The vine had been used by earlier rabbis and prophets, but to represent Israel. “Israel is a luxurious vine,” claims Hosea, “that yields its fruit” (Hosea 10:1). Isaiah and Jeremiah and Ezekiel all use the image of the vine to describe the people of God in Israel. Sometimes, as in Jeremiah, the reference is to a vine that was planted to produce good fruit and now has gone wild, producing fruit unfit for nourishment. The vine has a long tradition in the mindset of the people of God.
But Jesus takes it and turns it a little bit from the usual understanding. Instead of Israel as the vine, instead of the people of God planted and tended by God, Jesus says, “I am the vine.” More than that, he says he is the vine, and we are the branches. We can view this as a hierarchical statement if we want to, but it makes more sense to see it as a description of role and function. Jesus is the source of sustenance; Jesus is the connection to the root system that keeps us stable and fed and able to tend to the business of the branch, which is producing fruit.
Beyond that simple description, there is advice aplenty in these eight verses. Stay connected, that’s number one here. Stay connected to the vine, to the source. Without that, there will be no fruit. There is also a warning - watch out for pruning. Not because of being cut off so much, as being left out. We always read this as judgment, and it is. But the real power of the image is that what is pruned misses the vitality of connection; you miss the verdant life offered; you miss out on the sustenance and strengthening and the glory of growth and life and joy. And you miss the opportunity to produce fruit.
Again, we read this as a responsibility, and it is. We are to produce fruit, that is clear from these verses. It is our job; it is our responsibility, our reason for being. But it is also our fulfillment and our joy;, it is our opportunity and hope. It is the way we have of responding to the one we love.
Gift-giving, whatever the occasion, is a chance to express love. To return love. To claim love. It is our opportunity to do something, not for ourselves, but for one who loves us. And while our inclination is to try and find something that we like, something that says something about us for the one that we love, maturity invites us to find something that brings joy to the receiver, something that speaks of the kind of person he/she is.
It is our joy as branches of the vine to bring glory to God. That’s what verse 8 says anyway. So, how do we give glory to God? By producing the kind of fruit that says more about who God is than about who we are. By producing the kind of fruit that God calls for rather than what might be our preference. That means we need to learn about the God we love.

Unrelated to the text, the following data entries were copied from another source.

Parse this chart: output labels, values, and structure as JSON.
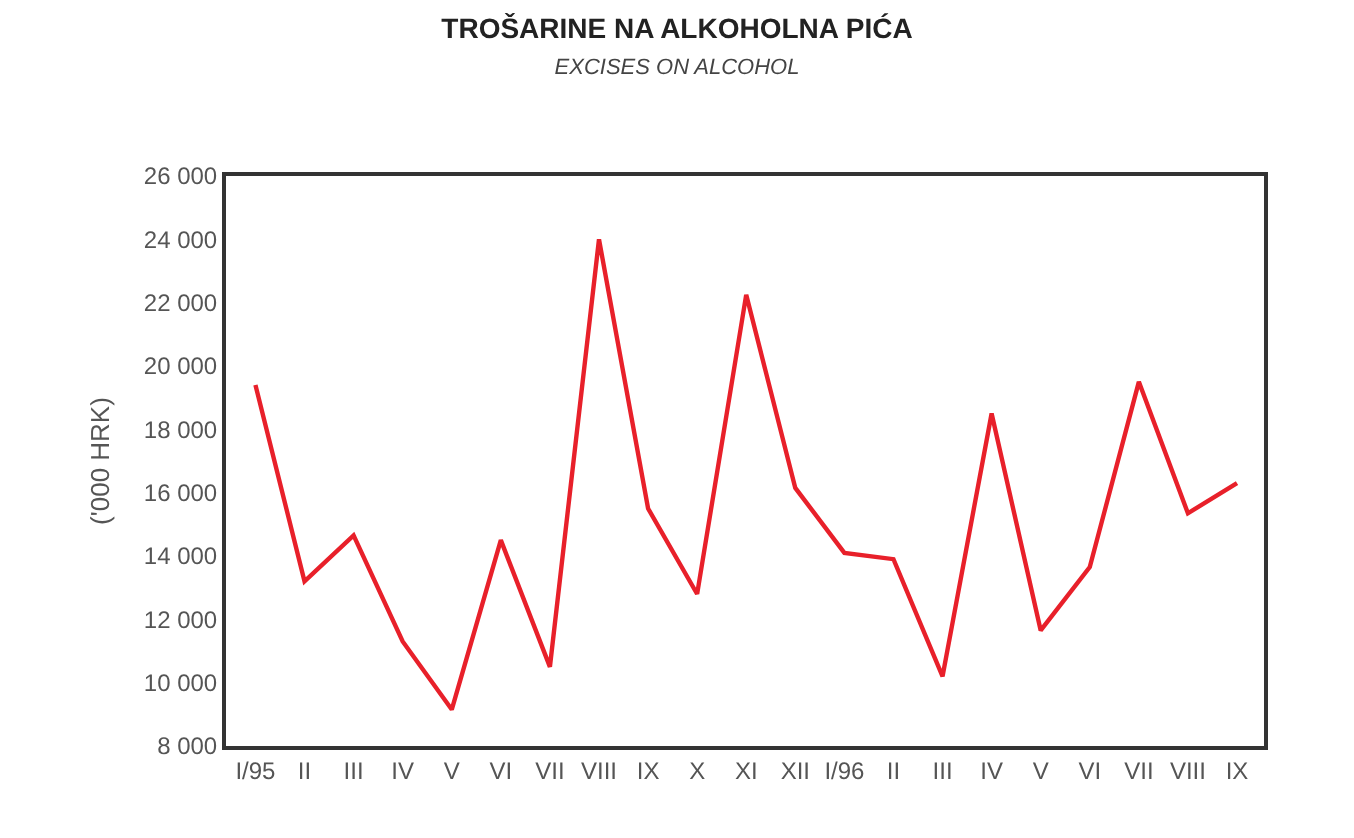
{
  "chart_data": {
    "type": "line",
    "title": "TROŠARINE NA ALKOHOLNA PIĆA",
    "subtitle": "EXCISES ON ALCOHOL",
    "ylabel": "('000 HRK)",
    "categories": [
      "I/95",
      "II",
      "III",
      "IV",
      "V",
      "VI",
      "VII",
      "VIII",
      "IX",
      "X",
      "XI",
      "XII",
      "I/96",
      "II",
      "III",
      "IV",
      "V",
      "VI",
      "VII",
      "VIII",
      "IX"
    ],
    "series": [
      {
        "color": "#e8202a",
        "values": [
          19400,
          13200,
          14650,
          11300,
          9150,
          14500,
          10500,
          24000,
          15500,
          12800,
          22250,
          16150,
          14100,
          13900,
          10200,
          18500,
          11650,
          13650,
          19500,
          15350,
          16300
        ]
      }
    ],
    "ylim": [
      8000,
      26000
    ],
    "yticks": [
      {
        "value": 8000,
        "label": "8 000"
      },
      {
        "value": 10000,
        "label": "10 000"
      },
      {
        "value": 12000,
        "label": "12 000"
      },
      {
        "value": 14000,
        "label": "14 000"
      },
      {
        "value": 16000,
        "label": "16 000"
      },
      {
        "value": 18000,
        "label": "18 000"
      },
      {
        "value": 20000,
        "label": "20 000"
      },
      {
        "value": 22000,
        "label": "22 000"
      },
      {
        "value": 24000,
        "label": "24 000"
      },
      {
        "value": 26000,
        "label": "26 000"
      }
    ],
    "marker": "none",
    "line_style": "solid"
  }
}
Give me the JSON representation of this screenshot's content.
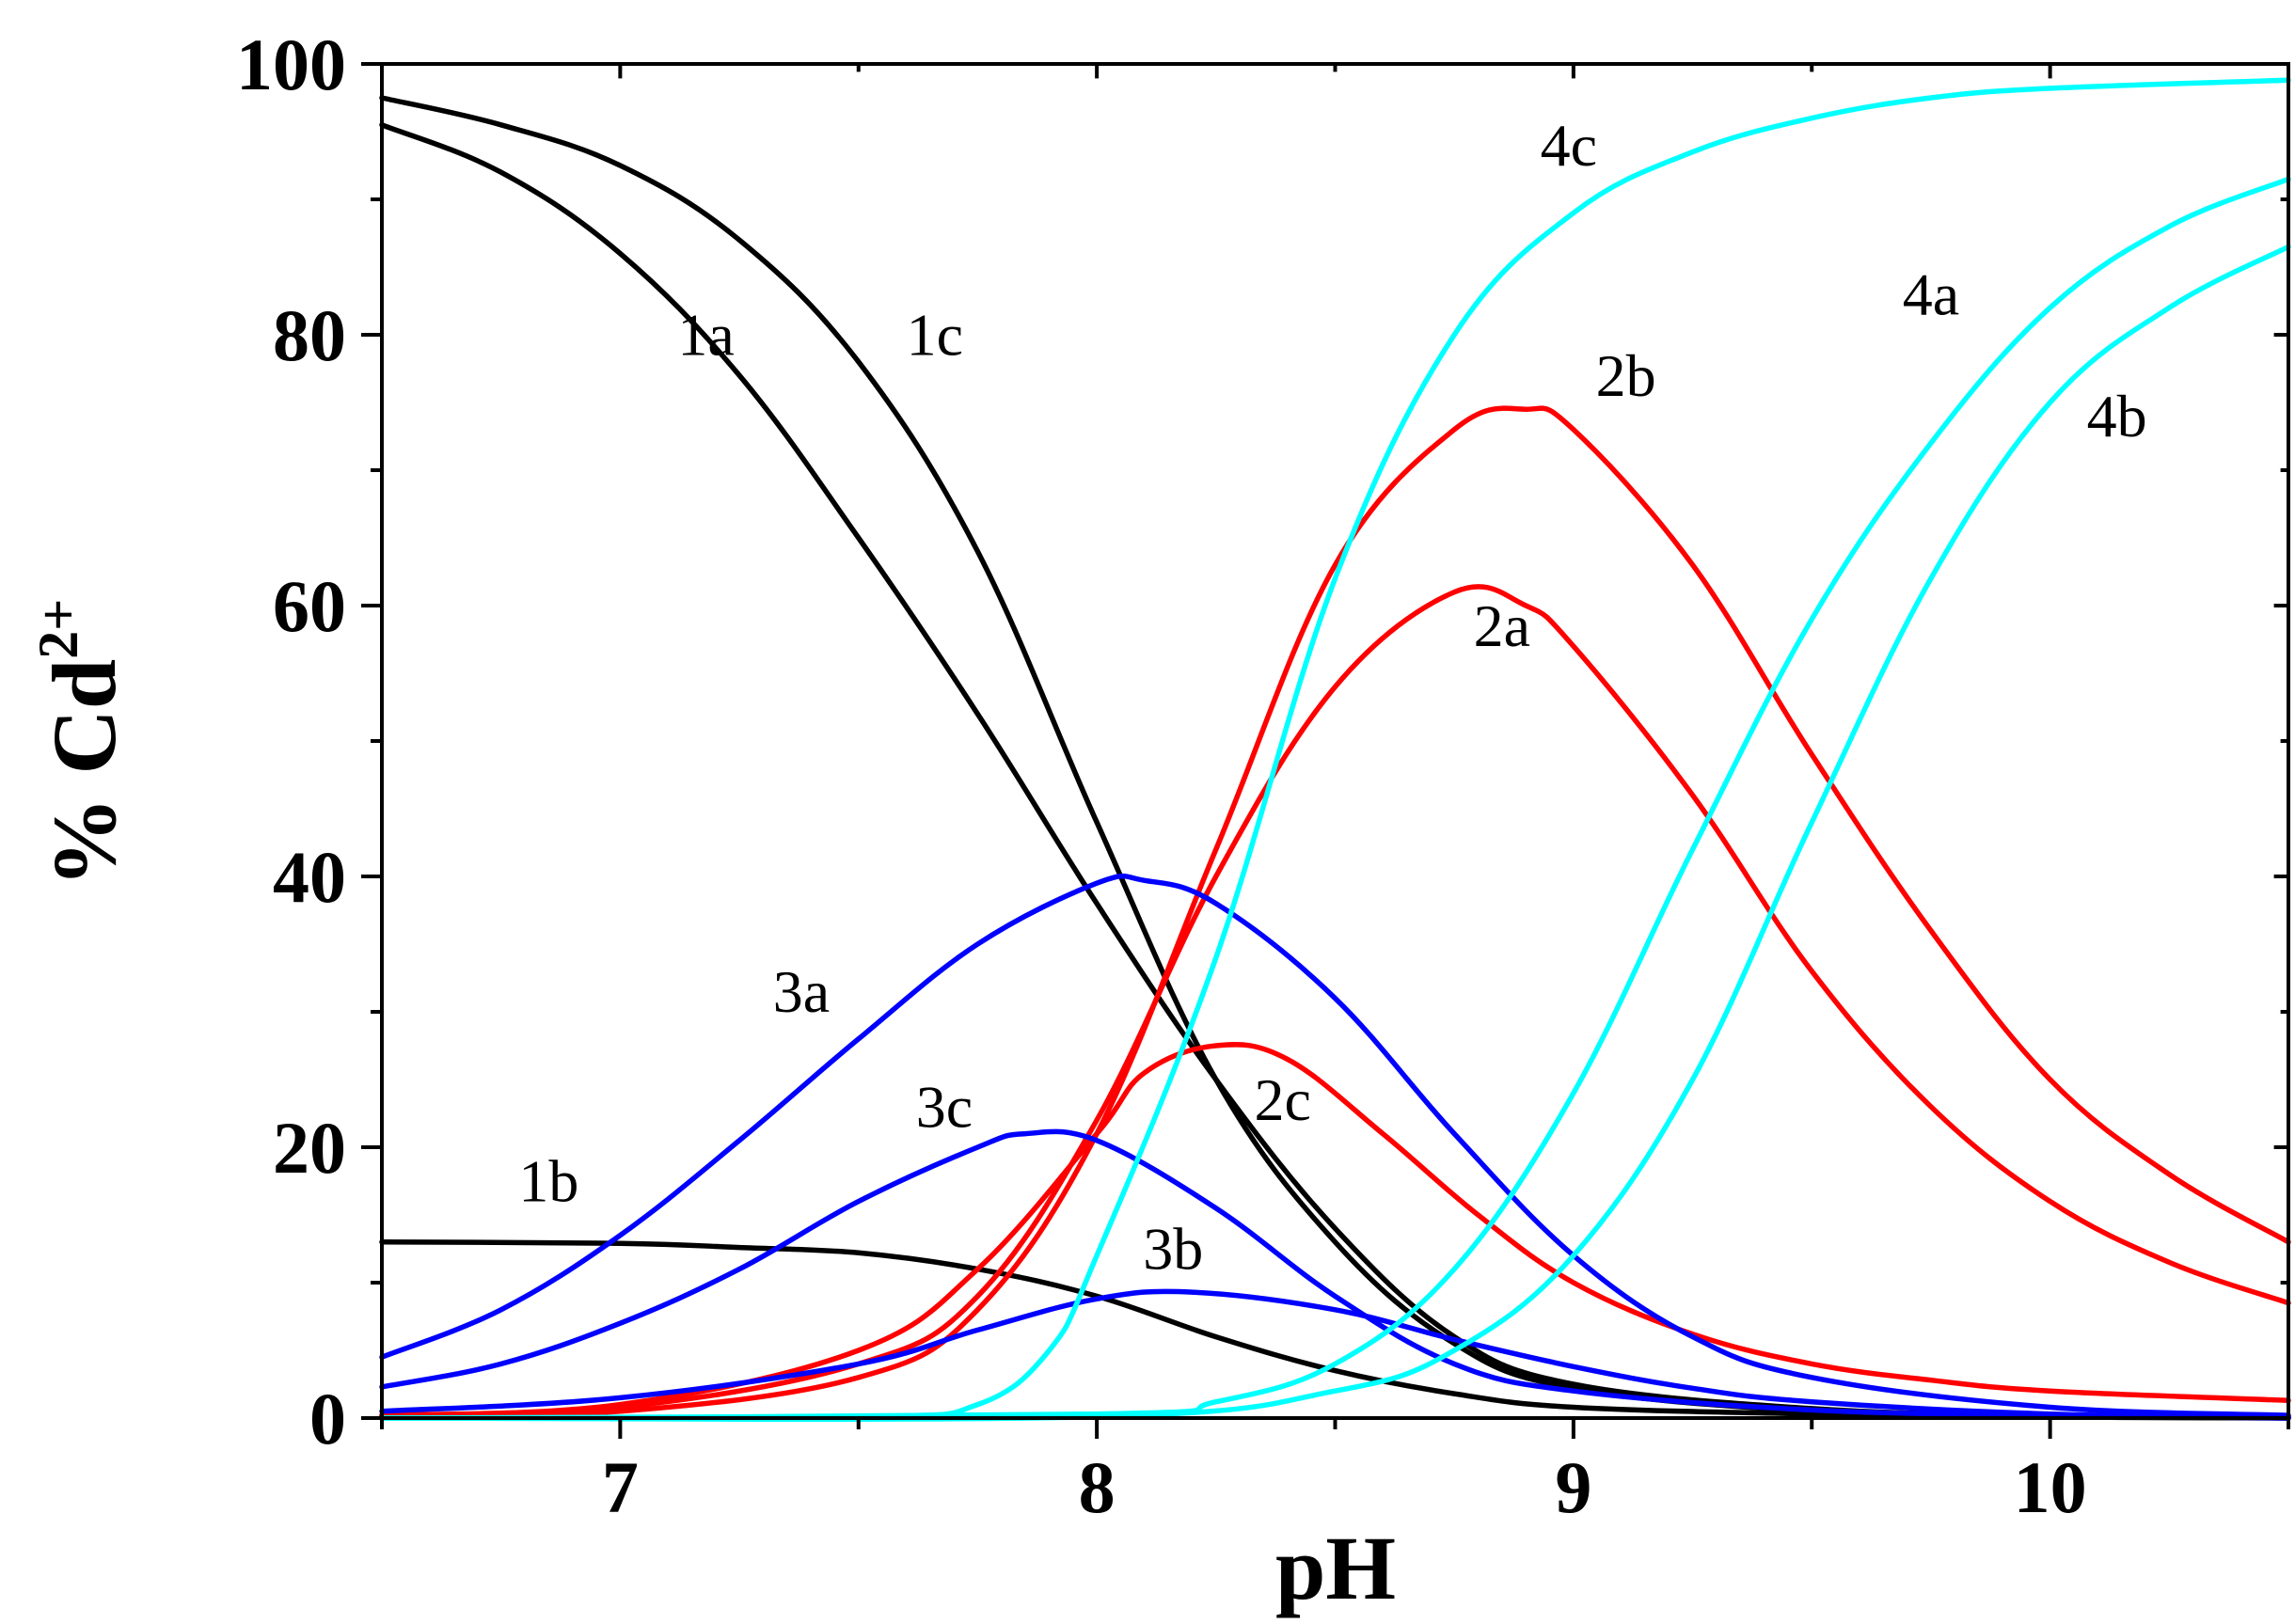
{
  "chart_data": {
    "type": "line",
    "title": "",
    "xlabel": "pH",
    "ylabel": "% Cd",
    "ylabel_superscript": "2+",
    "xlim": [
      6.5,
      10.5
    ],
    "ylim": [
      0,
      100
    ],
    "x_ticks": [
      7,
      8,
      9,
      10
    ],
    "y_ticks": [
      0,
      20,
      40,
      60,
      80,
      100
    ],
    "grid": false,
    "colors": {
      "black": "#000000",
      "red": "#ff0000",
      "blue": "#0000ff",
      "cyan": "#00ffff"
    },
    "series": [
      {
        "name": "1a",
        "color": "#000000",
        "x": [
          6.5,
          6.75,
          7.0,
          7.25,
          7.5,
          7.75,
          8.0,
          8.25,
          8.5,
          8.75,
          9.0,
          9.5,
          10.0,
          10.5
        ],
        "y": [
          95.5,
          92,
          86,
          77,
          65,
          52,
          38,
          25,
          14,
          6,
          2.5,
          0.7,
          0.2,
          0.1
        ]
      },
      {
        "name": "1b",
        "color": "#000000",
        "x": [
          6.5,
          7.0,
          7.25,
          7.5,
          7.75,
          8.0,
          8.25,
          8.5,
          8.75,
          9.0,
          9.5,
          10.0,
          10.5
        ],
        "y": [
          13,
          12.9,
          12.6,
          12.2,
          11,
          9,
          6,
          3.5,
          1.8,
          0.8,
          0.3,
          0.1,
          0
        ]
      },
      {
        "name": "1c",
        "color": "#000000",
        "x": [
          6.5,
          6.75,
          7.0,
          7.25,
          7.5,
          7.75,
          8.0,
          8.25,
          8.5,
          8.75,
          9.0,
          9.5,
          10.0,
          10.5
        ],
        "y": [
          97.5,
          95.5,
          92.5,
          87,
          78,
          64,
          44,
          25,
          13,
          5.5,
          2.2,
          0.5,
          0.1,
          0
        ]
      },
      {
        "name": "2a",
        "color": "#ff0000",
        "x": [
          6.5,
          7.0,
          7.5,
          7.75,
          8.0,
          8.25,
          8.5,
          8.75,
          8.9,
          9.0,
          9.25,
          9.5,
          9.75,
          10.0,
          10.25,
          10.5
        ],
        "y": [
          0.2,
          0.8,
          4,
          9,
          22,
          40,
          54,
          61,
          60,
          57,
          46,
          33,
          23,
          16,
          11.5,
          8.5
        ]
      },
      {
        "name": "2b",
        "color": "#ff0000",
        "x": [
          6.5,
          7.0,
          7.5,
          7.75,
          8.0,
          8.25,
          8.5,
          8.75,
          8.9,
          9.0,
          9.25,
          9.5,
          9.75,
          10.0,
          10.25,
          10.5
        ],
        "y": [
          0.2,
          0.5,
          3,
          8,
          21,
          42,
          63,
          73,
          74.5,
          73,
          63,
          49,
          36,
          25,
          18,
          13
        ]
      },
      {
        "name": "2c",
        "color": "#ff0000",
        "x": [
          6.5,
          7.0,
          7.5,
          7.75,
          8.0,
          8.1,
          8.25,
          8.4,
          8.6,
          8.8,
          9.0,
          9.25,
          9.5,
          9.75,
          10.0,
          10.5
        ],
        "y": [
          0.2,
          1,
          5,
          11,
          21,
          25.5,
          27.5,
          26.5,
          21,
          15,
          10,
          6.2,
          4,
          2.8,
          2,
          1.3
        ]
      },
      {
        "name": "3a",
        "color": "#0000ff",
        "x": [
          6.5,
          6.75,
          7.0,
          7.25,
          7.5,
          7.75,
          8.0,
          8.1,
          8.25,
          8.5,
          8.75,
          9.0,
          9.25,
          9.5,
          10.0,
          10.5
        ],
        "y": [
          4.5,
          8,
          13.5,
          20.5,
          28,
          35,
          39.5,
          39.7,
          38,
          31,
          21,
          12,
          6,
          3,
          0.8,
          0.2
        ]
      },
      {
        "name": "3b",
        "color": "#0000ff",
        "x": [
          6.5,
          7.0,
          7.5,
          7.75,
          8.0,
          8.2,
          8.5,
          8.75,
          9.0,
          9.25,
          9.5,
          10.0,
          10.5
        ],
        "y": [
          0.5,
          1.5,
          4,
          6.5,
          8.8,
          9.3,
          8,
          5.8,
          3.8,
          2.2,
          1.2,
          0.3,
          0.1
        ]
      },
      {
        "name": "3c",
        "color": "#0000ff",
        "x": [
          6.5,
          6.75,
          7.0,
          7.25,
          7.5,
          7.75,
          7.85,
          8.0,
          8.25,
          8.5,
          8.75,
          9.0,
          9.5,
          10.0,
          10.5
        ],
        "y": [
          2.3,
          4,
          7,
          11,
          16,
          20,
          21,
          20.5,
          15.5,
          9,
          4,
          2,
          0.6,
          0.2,
          0
        ]
      },
      {
        "name": "4a",
        "color": "#00ffff",
        "x": [
          6.5,
          8.0,
          8.25,
          8.5,
          8.75,
          9.0,
          9.25,
          9.5,
          9.75,
          10.0,
          10.25,
          10.5
        ],
        "y": [
          0,
          0.3,
          1.2,
          4,
          11,
          24,
          42,
          59,
          72,
          82,
          88,
          91.5
        ]
      },
      {
        "name": "4b",
        "color": "#00ffff",
        "x": [
          6.5,
          8.0,
          8.5,
          8.75,
          9.0,
          9.25,
          9.5,
          9.75,
          10.0,
          10.25,
          10.5
        ],
        "y": [
          0,
          0.1,
          2,
          5,
          12,
          25,
          44,
          62,
          75,
          82,
          86.5
        ]
      },
      {
        "name": "4c",
        "color": "#00ffff",
        "x": [
          6.5,
          7.5,
          7.75,
          7.9,
          8.0,
          8.25,
          8.5,
          8.75,
          9.0,
          9.25,
          9.5,
          9.75,
          10.0,
          10.5
        ],
        "y": [
          0,
          0.1,
          1,
          5,
          12,
          34,
          62,
          80,
          89,
          93.5,
          96,
          97.5,
          98.2,
          98.8
        ]
      }
    ],
    "annotations": [
      {
        "text": "1a",
        "x": 7.18,
        "y": 78.5
      },
      {
        "text": "1c",
        "x": 7.66,
        "y": 78.5
      },
      {
        "text": "1b",
        "x": 6.85,
        "y": 16
      },
      {
        "text": "2a",
        "x": 8.85,
        "y": 57
      },
      {
        "text": "2b",
        "x": 9.11,
        "y": 75.5
      },
      {
        "text": "2c",
        "x": 8.39,
        "y": 22
      },
      {
        "text": "3a",
        "x": 7.38,
        "y": 30
      },
      {
        "text": "3c",
        "x": 7.68,
        "y": 21.5
      },
      {
        "text": "3b",
        "x": 8.16,
        "y": 11
      },
      {
        "text": "4c",
        "x": 8.99,
        "y": 92.5
      },
      {
        "text": "4a",
        "x": 9.75,
        "y": 81.5
      },
      {
        "text": "4b",
        "x": 10.14,
        "y": 72.5
      }
    ]
  }
}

We need to know who this God is and what it is that this God wants before we can bring the offering; before we can produce the fruit that gives God glory.
We do that by abiding in the vine, by dwelling on the words of Jesus until the words of Jesus become our words. Until we will his will; until we are so attached, so much a part of the vine that it is his blood that courses through our veins; it is his love that causes our hearts to pound; it is his joy that fulfills us. Apart from that, we wither. Cut off from that source, we feel, and we are empty. Filled by that love, we can produce the fruit that gives God glory. Not our will, but God’s will be done.
So, rocks and stones. They sit out there, waiting. You see the real gift is not the purchase of the stones. That’s already been done. The real gift will be when we work side by side and lay them out where she wants them. The real gift will be when we work in the garden, building up the borders, defining the contours, laying down the foundations as she directs. The gift we give, the fruit we bear, is the willingness to work, in love.